AYRON JONES AYRON JONES J'ai très vite coché dans mon agenda la journée du dimanche dont la programmation m'allait comme un gant avec le nouveau talent Ayron Jones, le cultissime guitariste de Rage Against The Machine Tom Morello, l'iconoclaste Alice Cooper et les indestructibles Judas Priest. Il aurait été impensable que je ne participe pas à la fête avec ce line-up aussi puissant qu'imposant et j'ai attendu patiemment le jour J, me délectant auparavant des informations contenues dans la presse locale au sujet des deux premières journées réussies.

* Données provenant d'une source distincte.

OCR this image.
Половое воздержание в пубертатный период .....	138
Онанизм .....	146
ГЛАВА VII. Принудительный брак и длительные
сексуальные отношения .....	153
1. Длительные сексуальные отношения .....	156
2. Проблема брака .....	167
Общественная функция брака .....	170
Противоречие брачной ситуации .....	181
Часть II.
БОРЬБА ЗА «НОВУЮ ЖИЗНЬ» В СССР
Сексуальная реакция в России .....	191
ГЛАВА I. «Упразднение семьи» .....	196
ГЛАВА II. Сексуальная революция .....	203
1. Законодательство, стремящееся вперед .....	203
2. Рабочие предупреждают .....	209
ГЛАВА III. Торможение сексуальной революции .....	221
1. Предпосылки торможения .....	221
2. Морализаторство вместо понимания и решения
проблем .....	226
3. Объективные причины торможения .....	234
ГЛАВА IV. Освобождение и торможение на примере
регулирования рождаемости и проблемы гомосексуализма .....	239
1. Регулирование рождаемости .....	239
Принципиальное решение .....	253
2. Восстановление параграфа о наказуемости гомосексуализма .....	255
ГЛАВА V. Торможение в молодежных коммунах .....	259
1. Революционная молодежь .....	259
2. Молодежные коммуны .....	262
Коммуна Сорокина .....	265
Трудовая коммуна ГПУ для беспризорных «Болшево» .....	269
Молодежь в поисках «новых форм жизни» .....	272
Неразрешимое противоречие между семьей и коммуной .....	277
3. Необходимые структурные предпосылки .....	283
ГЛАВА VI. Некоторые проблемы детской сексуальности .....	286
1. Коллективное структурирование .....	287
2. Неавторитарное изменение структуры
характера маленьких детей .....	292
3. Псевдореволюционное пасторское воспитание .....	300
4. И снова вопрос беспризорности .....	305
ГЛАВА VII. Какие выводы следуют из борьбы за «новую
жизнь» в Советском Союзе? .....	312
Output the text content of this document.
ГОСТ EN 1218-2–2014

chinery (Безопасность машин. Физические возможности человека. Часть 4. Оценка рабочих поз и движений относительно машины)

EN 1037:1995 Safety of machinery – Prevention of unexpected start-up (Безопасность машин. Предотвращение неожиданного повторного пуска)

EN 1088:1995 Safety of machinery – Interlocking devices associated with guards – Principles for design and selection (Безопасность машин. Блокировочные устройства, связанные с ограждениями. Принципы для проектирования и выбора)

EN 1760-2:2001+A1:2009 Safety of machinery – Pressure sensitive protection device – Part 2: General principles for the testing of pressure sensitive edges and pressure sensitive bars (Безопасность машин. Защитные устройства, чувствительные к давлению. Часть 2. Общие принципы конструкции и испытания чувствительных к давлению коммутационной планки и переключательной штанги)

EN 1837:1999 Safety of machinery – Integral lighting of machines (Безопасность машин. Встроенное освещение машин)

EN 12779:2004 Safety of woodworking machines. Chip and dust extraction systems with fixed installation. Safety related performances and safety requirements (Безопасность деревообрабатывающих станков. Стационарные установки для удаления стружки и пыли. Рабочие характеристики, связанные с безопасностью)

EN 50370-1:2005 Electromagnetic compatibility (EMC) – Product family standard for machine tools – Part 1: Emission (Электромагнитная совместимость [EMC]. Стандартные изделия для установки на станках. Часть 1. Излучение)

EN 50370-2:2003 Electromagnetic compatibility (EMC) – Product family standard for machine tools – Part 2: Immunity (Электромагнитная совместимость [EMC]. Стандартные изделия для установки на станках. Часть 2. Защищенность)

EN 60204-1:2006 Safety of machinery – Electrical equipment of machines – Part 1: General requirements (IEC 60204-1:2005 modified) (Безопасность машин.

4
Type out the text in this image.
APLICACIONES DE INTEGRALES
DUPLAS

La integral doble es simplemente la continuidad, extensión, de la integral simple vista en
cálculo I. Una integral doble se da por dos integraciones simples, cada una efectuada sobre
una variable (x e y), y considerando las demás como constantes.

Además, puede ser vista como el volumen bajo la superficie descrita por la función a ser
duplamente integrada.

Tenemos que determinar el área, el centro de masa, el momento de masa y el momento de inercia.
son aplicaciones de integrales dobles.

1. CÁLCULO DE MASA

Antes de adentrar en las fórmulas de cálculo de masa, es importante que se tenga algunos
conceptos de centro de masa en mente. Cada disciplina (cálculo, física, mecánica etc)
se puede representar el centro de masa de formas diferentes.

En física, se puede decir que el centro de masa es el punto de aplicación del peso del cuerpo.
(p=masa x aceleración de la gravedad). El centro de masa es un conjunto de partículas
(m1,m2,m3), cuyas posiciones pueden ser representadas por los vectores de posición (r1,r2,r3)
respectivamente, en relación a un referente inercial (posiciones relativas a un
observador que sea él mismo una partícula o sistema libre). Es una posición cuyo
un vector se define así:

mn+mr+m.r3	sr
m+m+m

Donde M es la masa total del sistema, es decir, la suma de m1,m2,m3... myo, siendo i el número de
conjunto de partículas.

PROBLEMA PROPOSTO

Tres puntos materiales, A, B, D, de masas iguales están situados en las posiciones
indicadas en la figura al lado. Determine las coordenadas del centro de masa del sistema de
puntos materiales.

L'accueil réservé aux membres accrédités de la presse (du journal local au magazine spécialisé, en passant par des webzines et des médias étrangers) se révèle d'une grande qualité, avec un accès privilégié au parking le plus proche de l'entrée et un espace couvert où se trouvent à disposition tables, chaises, électricité, frigo rempli de boissons sans alcool et différents en-cas sucrés et salés. Idéal pour recharger les batteries et tailler le bout de gras avec les confrères. J'ai le plaisir de retrouver Marie qui shoote pour Warm TV (et accessoirement pour le W-Fenec mag) et de croiser Olivier Garnier, l'attaché de presse de l'évènement. Ça fait quelques années que je n'ai pas mis les pieds au Zenith en mode amphithéâtre, et je constate que les aménagements réalisés sont de qualité. Une bonne dizaine de milliers de personnes prendront place dans l'enceinte ce dimanche bénéficiant d'une météo clémente (ciel à peine voilé avec des températures très agréables), et ce sont en tout environ 35 000 personnes qui assisteront aux réjouissances métalliques tout au long du week-end.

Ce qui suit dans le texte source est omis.